Opinion favors Redskins football logo
WASHINGTON - A district court judgment has reinstated the trademark protections of the Washington Redskins football franchise.
The Oct. 1 summary judgment overrules a unanimous 1999 decision of the federal Trial Trademark and Appeal Board that found the team name and logo disparaging to Native Americans. Judge Colleen Kollar-Kotelly, in U.S. District Court for the District of Columbia, stated that the board had relied on linguistic and survey evidence only for its findings of fact as to disparagement. She characterized the findings as "very limited," and ruled them inadequate to cancel the trademark protections of the team's name, logo and related properties.
Kollar-Kotelly also found that too much time has passed to prove the trademarks were disparaging in 1967, when they were registered as trademarks.

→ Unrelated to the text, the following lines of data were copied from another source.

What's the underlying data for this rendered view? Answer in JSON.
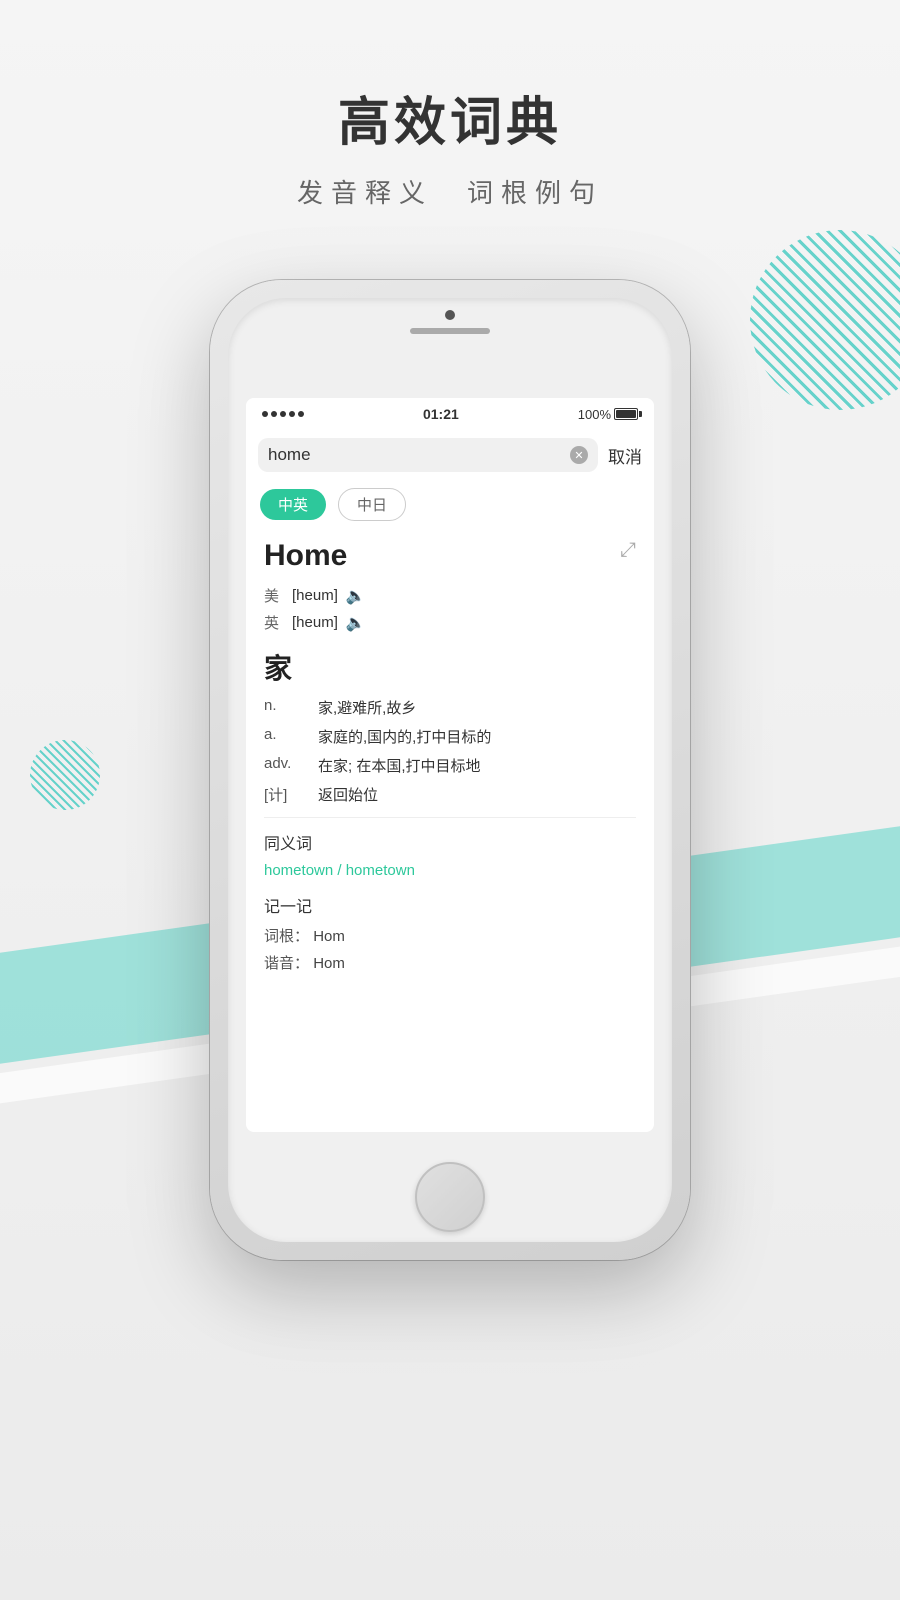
{
  "page": {
    "title": "高效词典",
    "subtitle": "发音释义　词根例句"
  },
  "status_bar": {
    "signal": "•••••",
    "time": "01:21",
    "battery": "100%"
  },
  "search": {
    "value": "home",
    "cancel_label": "取消"
  },
  "tabs": [
    {
      "label": "中英",
      "active": true
    },
    {
      "label": "中日",
      "active": false
    }
  ],
  "word": {
    "title": "Home",
    "pron_us_label": "美",
    "pron_us": "[heum]",
    "pron_uk_label": "英",
    "pron_uk": "[heum]",
    "chinese_word": "家",
    "definitions": [
      {
        "pos": "n.",
        "meaning": "家,避难所,故乡"
      },
      {
        "pos": "a.",
        "meaning": "家庭的,国内的,打中目标的"
      },
      {
        "pos": "adv.",
        "meaning": "在家; 在本国,打中目标地"
      },
      {
        "pos": "[计]",
        "meaning": "返回始位"
      }
    ],
    "synonyms_label": "同义词",
    "synonyms": "hometown / hometown",
    "memory_label": "记一记",
    "root_label": "词根：",
    "root_value": "Hom",
    "sound_label": "谐音：",
    "sound_value": "Hom"
  }
}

Together the trademarks protect a multi-million annual revenue stream from hats, t-shirts and other paraphernalia that bear the trademarked name and images. This revenue stream, rather than the football team's name, had been put at risk by the TTAB's ruling. The franchise retained the trademarks during its appeal of the board's decision. A judgment against it would have opened the door to lawsuits from other vendors hoping to capitalize on the football team's popularity in the nation's capitol.
Spokespersons for the franchise repeated its regular assertion that the team name honors Native Americans.

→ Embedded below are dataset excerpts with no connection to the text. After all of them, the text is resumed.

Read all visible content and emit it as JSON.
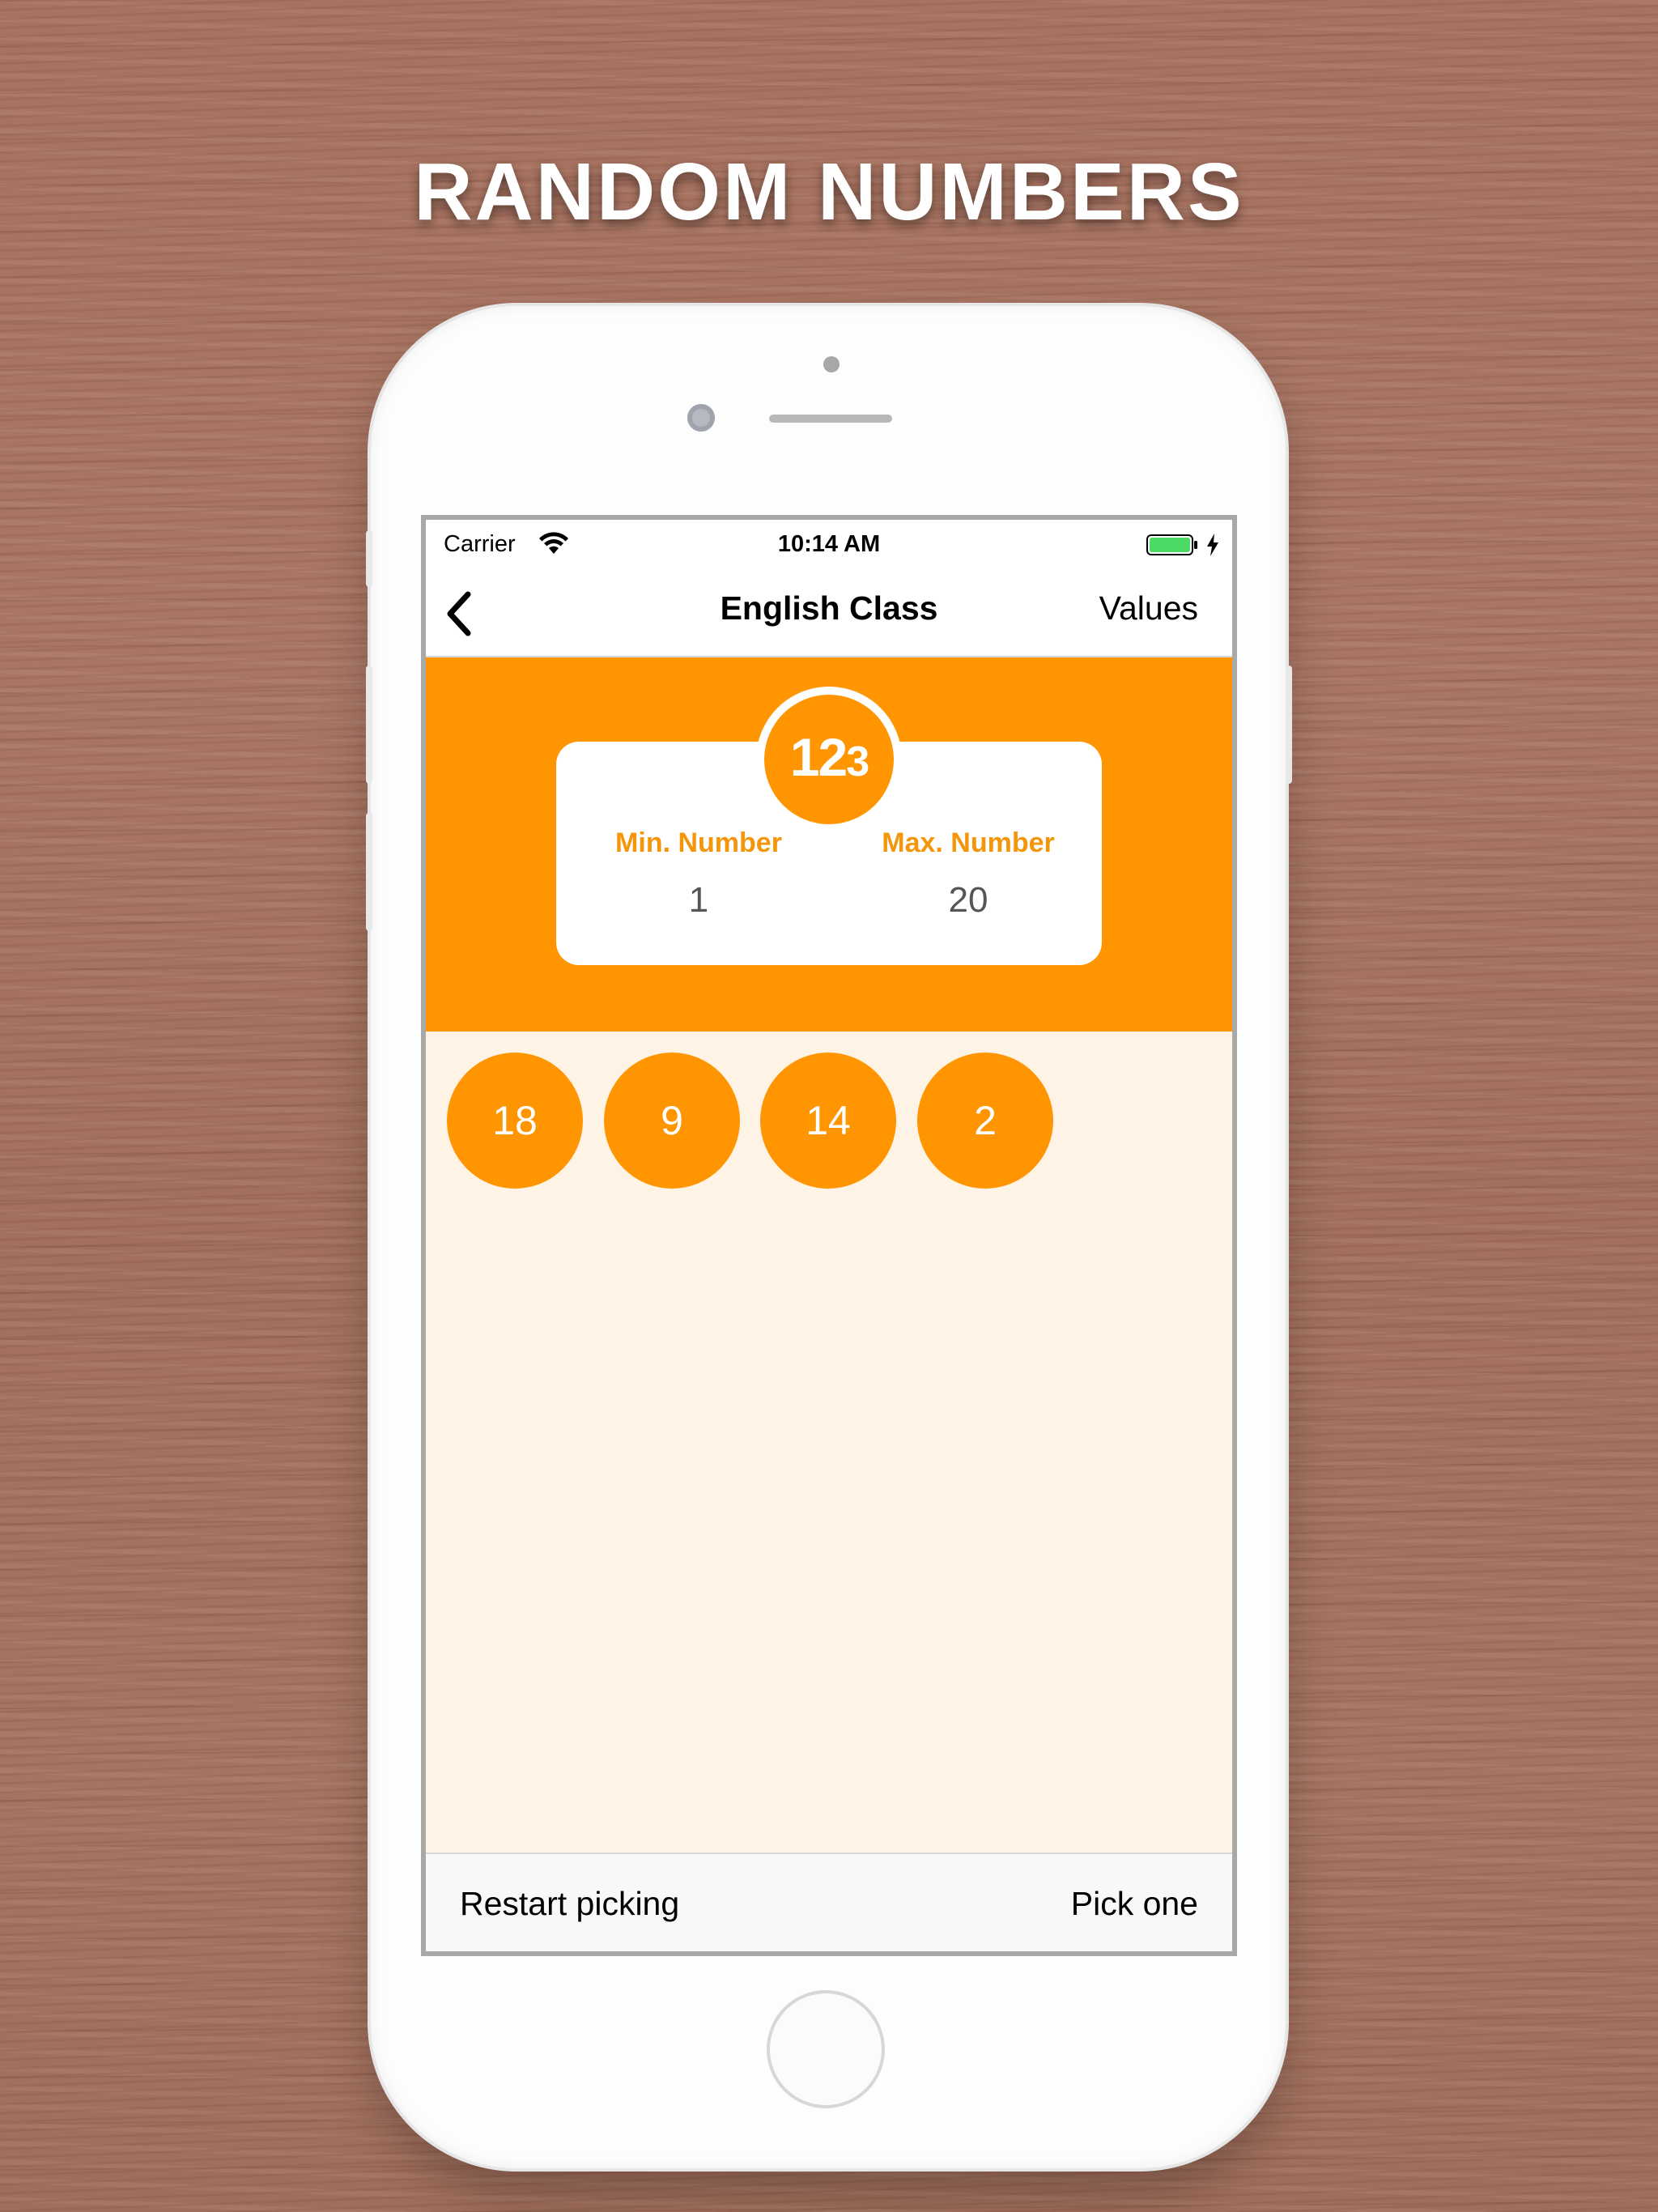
{
  "headline": "RANDOM NUMBERS",
  "status_bar": {
    "carrier": "Carrier",
    "time": "10:14 AM",
    "battery_color": "#4cd964"
  },
  "navbar": {
    "back_icon": "chevron-left-icon",
    "title": "English Class",
    "right_button": "Values"
  },
  "range": {
    "badge_digits": [
      "1",
      "2",
      "3"
    ],
    "min_label": "Min. Number",
    "min_value": "1",
    "max_label": "Max. Number",
    "max_value": "20"
  },
  "picked_numbers": [
    "18",
    "9",
    "14",
    "2"
  ],
  "toolbar": {
    "restart_label": "Restart picking",
    "pick_label": "Pick one"
  },
  "colors": {
    "accent": "#ff9500",
    "picked_background": "#fff3e5"
  }
}
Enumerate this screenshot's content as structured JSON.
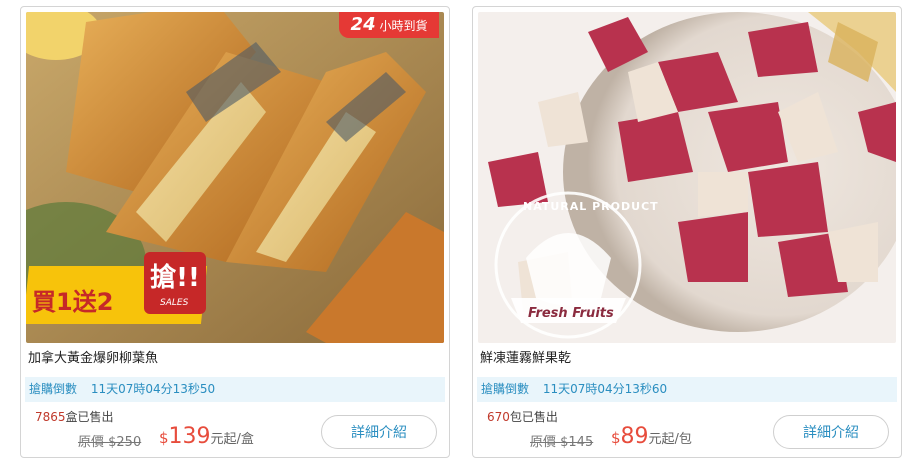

Numerous Native organizations and individuals have voiced strong support for the seven notables, headed in the nation's capitol by Suzan Shown Harjo, president of Morning Star Institute and a columnist for Indian Country Today, who brought the action before the board and stood as defendants in the appeal. The National Congress of American Indians immediately condemned the decision. NCAI President Tex Hall termed it "a victory of economic interests over the deep desire for racial healing in this nation."
Indian Country Today considers the use of sports names, symbols, mascots and logos depicting American Indians by non-Indian teams and organizations as being offensive. Its policy states: "? the name 'Redskins' is a derogatory term that for at least 300 years has been used to insult, ridicule, deride, and generally cast prejudice and hate upon American Indian peoples. The term has been used and continues to be used as a racial epithet."
According to Michael Lindsey, one of the defendants' lawyers for the case, it is likely that an appeal will be brought about by Harjo and the other petitioners.